Bir baba, bir eğitimci, bir yazar ve bir aile reisi olarak şahsi görüşlerimizi ifade etmek istersek; Şunları dile getirebiliriz:
Eğitim şart diyoruz ya aile eğitimi de şart, evlilik öncesi eğitim, hayat bilgisi dersi gibi...Hem erkek için hem de kadın için eğitim gerekli. Buna İslami ve dini eğitimi de eklemeniz gerekiyor. Çünkü evlilik manevi bir bağdır ve eşler birbirine Allah’ın emanetidir. Böyle bir eğitimde biz kendimize özel milli ve manevi eğitimden bahsediliriz. Kokuşmuş, yozlaşmış BATI (Avrupa ve dış kaynaklı) eğitim bizim bünyemize adapte edilemez!
İkincisi evlenecek kız ve erkeğe de bir özel eğitim verilmeli. Evlilik ve hayata uyum eğitimi olmalı bu da.. Evlilikte eşlerin görevleri, birbirine saygısı, sebatı ve hoşgörüsü anlatılmalı ve bu eğitimin sonunda da onlara bir evlilik sertifikası verilmeli.

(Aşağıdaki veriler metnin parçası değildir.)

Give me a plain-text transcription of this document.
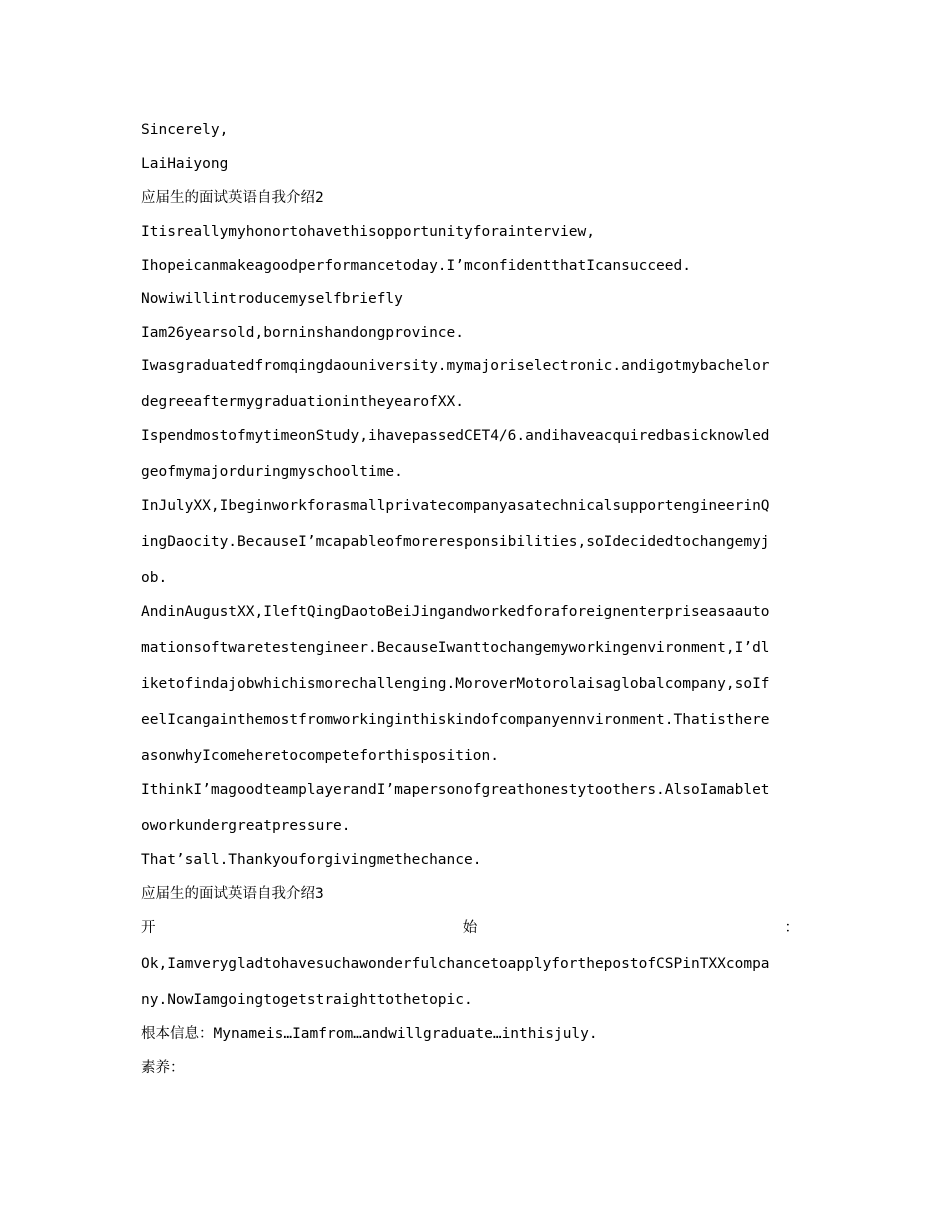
Sincerely,
LaiHaiyong
应届生的面试英语自我介绍2
Itisreallymyhonortohavethisopportunityforainterview,
Ihopeicanmakeagoodperformancetoday.I’mconfidentthatIcansucceed.
Nowiwillintroducemyselfbriefly
Iam26yearsold,borninshandongprovince.
Iwasgraduatedfromqingdaouniversity.mymajoriselectronic.andigotmybachelor
degreeaftermygraduationintheyearofXX.
IspendmostofmytimeonStudy,ihavepassedCET4/6.andihaveacquiredbasicknowled
geofmymajorduringmyschooltime.
InJulyXX,IbeginworkforasmallprivatecompanyasatechnicalsupportengineerinQ
ingDaocity.BecauseI’mcapableofmoreresponsibilities,soIdecidedtochangemyj
ob.
AndinAugustXX,IleftQingDaotoBeiJingandworkedforaforeignenterpriseasaauto
mationsoftwaretestengineer.BecauseIwanttochangemyworkingenvironment,I’dl
iketofindajobwhichismorechallenging.MoroverMotorolaisaglobalcompany,soIf
eelIcangainthemostfromworkinginthiskindofcompanyennvironment.Thatisthere
asonwhyIcomeheretocompeteforthisposition.
IthinkI’magoodteamplayerandI’mapersonofgreathonestytoothers.AlsoIamablet
oworkundergreatpressure.
That’sall.Thankyouforgivingmethechance.
应届生的面试英语自我介绍3
开	始	：
Ok,IamverygladtohavesuchawonderfulchancetoapplyforthepostofCSPinTXXcompa
ny.NowIamgoingtogetstraighttothetopic.
根本信息：Mynameis…Iamfrom…andwillgraduate…inthisjuly.
素养：
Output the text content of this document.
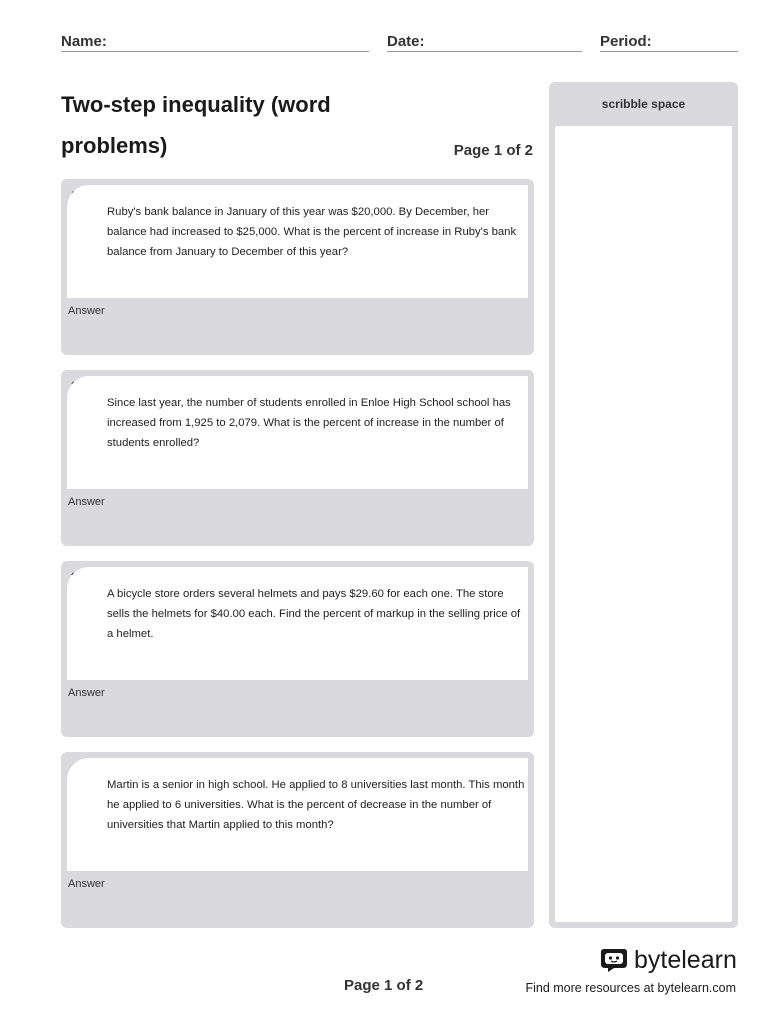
Name:	Date:	Period:
Two-step inequality (word problems)	Page 1 of 2
scribble space
Ruby's bank balance in January of this year was $20,000. By December, her balance had increased to $25,000. What is the percent of increase in Ruby's bank balance from January to December of this year?
Answer
Since last year, the number of students enrolled in Enloe High School school has increased from 1,925 to 2,079. What is the percent of increase in the number of students enrolled?
Answer
A bicycle store orders several helmets and pays $29.60 for each one. The store sells the helmets for $40.00 each. Find the percent of markup in the selling price of a helmet.
Answer
Martin is a senior in high school. He applied to 8 universities last month. This month he applied to 6 universities. What is the percent of decrease in the number of universities that Martin applied to this month?
Answer
bytelearn
Find more resources at bytelearn.com
Page 1 of 2
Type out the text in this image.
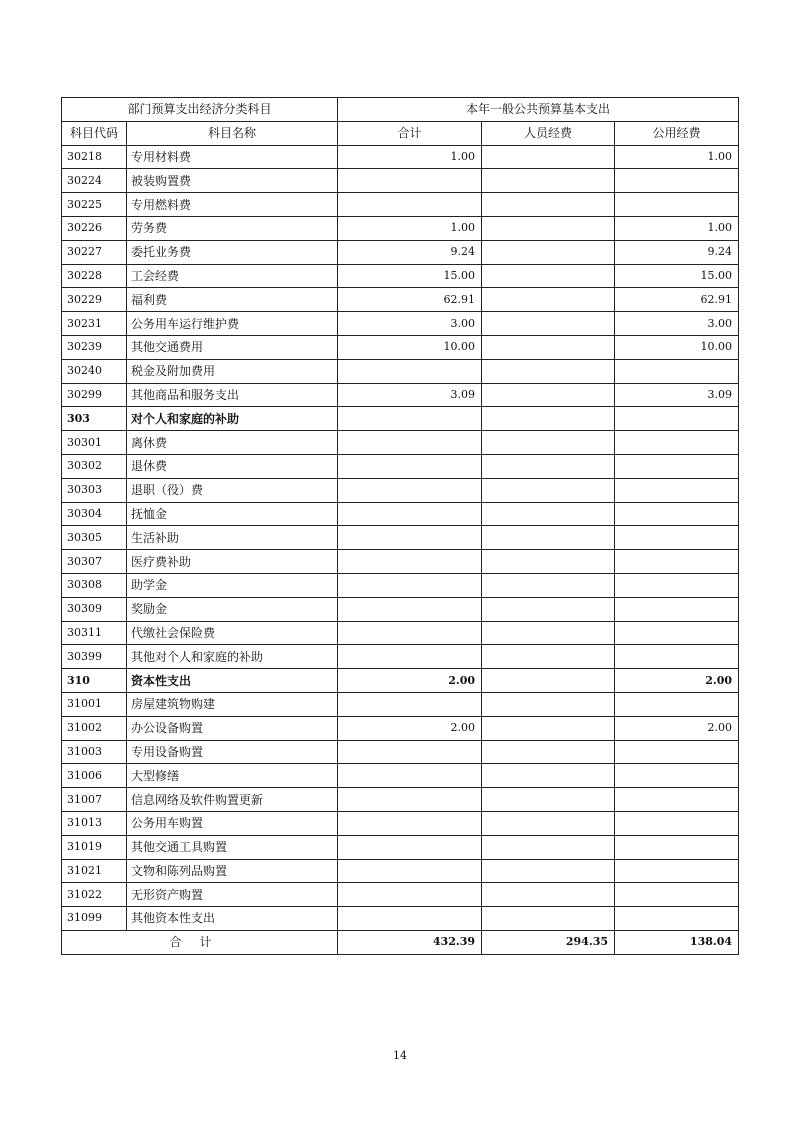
部门预算支出经济分类科目		本年一般公共预算基本支出		
科目代码	科目名称	合计	人员经费	公用经费
30218	专用材料费	1.00		1.00
30224	被装购置费			
30225	专用燃料费			
30226	劳务费	1.00		1.00
30227	委托业务费	9.24		9.24
30228	工会经费	15.00		15.00
30229	福利费	62.91		62.91
30231	公务用车运行维护费	3.00		3.00
30239	其他交通费用	10.00		10.00
30240	税金及附加费用			
30299	其他商品和服务支出	3.09		3.09
303	对个人和家庭的补助			
30301	离休费			
30302	退休费			
30303	退职（役）费			
30304	抚恤金			
30305	生活补助			
30307	医疗费补助			
30308	助学金			
30309	奖励金			
30311	代缴社会保险费			
30399	其他对个人和家庭的补助			
310	资本性支出	2.00		2.00
31001	房屋建筑物购建			
31002	办公设备购置	2.00		2.00
31003	专用设备购置			
31006	大型修缮			
31007	信息网络及软件购置更新			
31013	公务用车购置			
31019	其他交通工具购置			
31021	文物和陈列品购置			
31022	无形资产购置			
31099	其他资本性支出			
合计		432.39	294.35	138.04
14
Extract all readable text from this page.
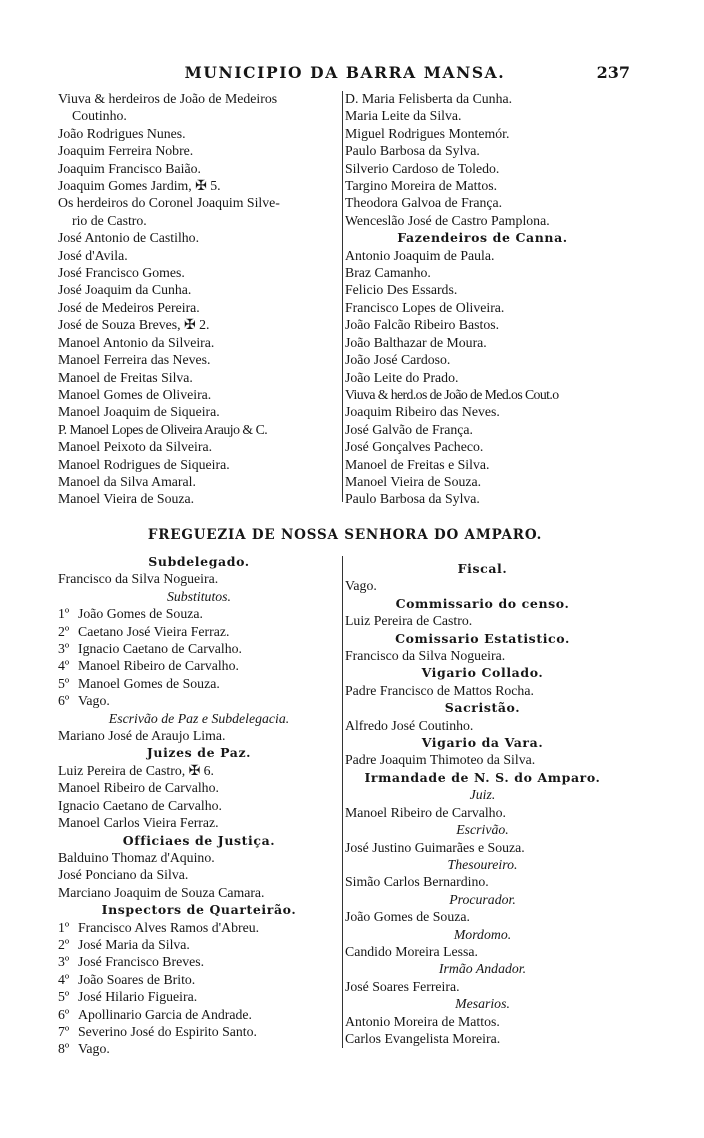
MUNICIPIO DA BARRA MANSA.	237
Viuva & herdeiros de João de Medeiros
Coutinho.
João Rodrigues Nunes.
Joaquim Ferreira Nobre.
Joaquim Francisco Baião.
Joaquim Gomes Jardim, ✠ 5.
Os herdeiros do Coronel Joaquim Silve-
rio de Castro.
José Antonio de Castilho.
José d'Avila.
José Francisco Gomes.
José Joaquim da Cunha.
José de Medeiros Pereira.
José de Souza Breves, ✠ 2.
Manoel Antonio da Silveira.
Manoel Ferreira das Neves.
Manoel de Freitas Silva.
Manoel Gomes de Oliveira.
Manoel Joaquim de Siqueira.
P. Manoel Lopes de Oliveira Araujo & C.
Manoel Peixoto da Silveira.
Manoel Rodrigues de Siqueira.
Manoel da Silva Amaral.
Manoel Vieira de Souza.
D. Maria Felisberta da Cunha.
Maria Leite da Silva.
Miguel Rodrigues Montemór.
Paulo Barbosa da Sylva.
Silverio Cardoso de Toledo.
Targino Moreira de Mattos.
Theodora Galvoa de França.
Wenceslão José de Castro Pamplona.
Fazendeiros de Canna.
Antonio Joaquim de Paula.
Braz Camanho.
Felicio Des Essards.
Francisco Lopes de Oliveira.
João Falcão Ribeiro Bastos.
João Balthazar de Moura.
João José Cardoso.
João Leite do Prado.
Viuva & herd.os de João de Med.os Cout.o
Joaquim Ribeiro das Neves.
José Galvão de França.
José Gonçalves Pacheco.
Manoel de Freitas e Silva.
Manoel Vieira de Souza.
Paulo Barbosa da Sylva.
FREGUEZIA DE NOSSA SENHORA DO AMPARO.
Subdelegado.
Francisco da Silva Nogueira.
Substitutos.
1º João Gomes de Souza.
2º Caetano José Vieira Ferraz.
3º Ignacio Caetano de Carvalho.
4º Manoel Ribeiro de Carvalho.
5º Manoel Gomes de Souza.
6º Vago.
Escrivão de Paz e Subdelegacia.
Mariano José de Araujo Lima.
Juizes de Paz.
Luiz Pereira de Castro, ✠ 6.
Manoel Ribeiro de Carvalho.
Ignacio Caetano de Carvalho.
Manoel Carlos Vieira Ferraz.
Officiaes de Justiça.
Balduino Thomaz d'Aquino.
José Ponciano da Silva.
Marciano Joaquim de Souza Camara.
Inspectors de Quarteirão.
1º Francisco Alves Ramos d'Abreu.
2º José Maria da Silva.
3º José Francisco Breves.
4º João Soares de Brito.
5º José Hilario Figueira.
6º Apollinario Garcia de Andrade.
7º Severino José do Espirito Santo.
8º Vago.
Fiscal.
Vago.
Commissario do censo.
Luiz Pereira de Castro.
Comissario Estatistico.
Francisco da Silva Nogueira.
Vigario Collado.
Padre Francisco de Mattos Rocha.
Sacristão.
Alfredo José Coutinho.
Vigario da Vara.
Padre Joaquim Thimoteo da Silva.
Irmandade de N. S. do Amparo.
Juiz.
Manoel Ribeiro de Carvalho.
Escrivão.
José Justino Guimarães e Souza.
Thesoureiro.
Simão Carlos Bernardino.
Procurador.
João Gomes de Souza.
Mordomo.
Candido Moreira Lessa.
Irmão Andador.
José Soares Ferreira.
Mesarios.
Antonio Moreira de Mattos.
Carlos Evangelista Moreira.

Buna ihtiyaç var mı, evet var! Aile mahremiyeti, sorumluluğu ve çocuk yetiştirme terbiyesi olmadan evlilik olur mu? Olmaz, sadece bunlar birbirini seviyor demek yetmiyor maalesef...
Üçüncüsü boşanma ve cezalar?
Boşanma belirli şartlara bağlı olmalı eş kafasına göre çekip giderse ya da eşe ihanet ederse hiç bir hakkı olmamalı. Boşanma nedeni sayılmalı, nafaka vs işler askıya alınmalı. Çünkü akit tek taraflı fesh edilmiş oluyor. Çekip giden ya da ihanet eden eşin nafaka hakkı olur mu?
Ve boşanma belirli şartlara bağlı olmalı, işkence, baskı, tehdit zulüm ve aldatma gibi. Bu durumda da çocukların hakları ve eşlerin hakları da karşılıklı adalete bağlı olarak değerlendirilmeli. Genelde tek taraflı bir adalet gerçekleşiyor: Kadın haklı erkek haksız mantığı ile... Hak hukuk karşılıklı değerlendirilmeli. Ömür boyu nafaka, eşin evden uzaklaştırılması ve çocukların koz olarak kullanılması yanlış ve yersiz uygulamalardır.
Çünkü evden uzaklaştırılan eş sıkıntı çıkarıyor, çocuklar paylaşılamıyor, uzun süreli nafaka sorun oluyor bunların yeniden ele alınıp değerlendirilmesi gerekiyor.Eş işsizse nafakayı nasıl nereden ödeyecek, hapsetmek çözüm mü, bunları da düşünmeliyiz.
Asıl olansa evlilik müessesesinin korunmasıdır. Bu kale yıkılmamalı,sağlam kalmalı. TV proğramları, diziler evlilik bağını kuvvetlendirici dizler olmalı, bu tür haberlere kısıtlama getirilmeli, kötü örnek arz ediyor. İşkence, zulüm ve cinayet ağır şekilde cezalandırılmalı, cezalarda caydırıcı olmalı.
İşin özü şu: Türk aile yapısı korunmalı yuvaların dağılmasına engel olunmalı. Çünkü bizim en sağlam kalemiz aile yuvamızdı.
İşin en başında seçim doğru yapılmalı, evlenecek işler bir birlerine sabretmesini, tahammül etmesini öğrenmeli ve evlilikler pamuk ipliği ile değil sağlam halatla birbirine sağlanırsa bunun kopması düşünülemez!... Devlet baba bu konuyu “A” dan “Z”ye ele alıp yeni ve köklü bir düzenleme getirmek gerekiyor.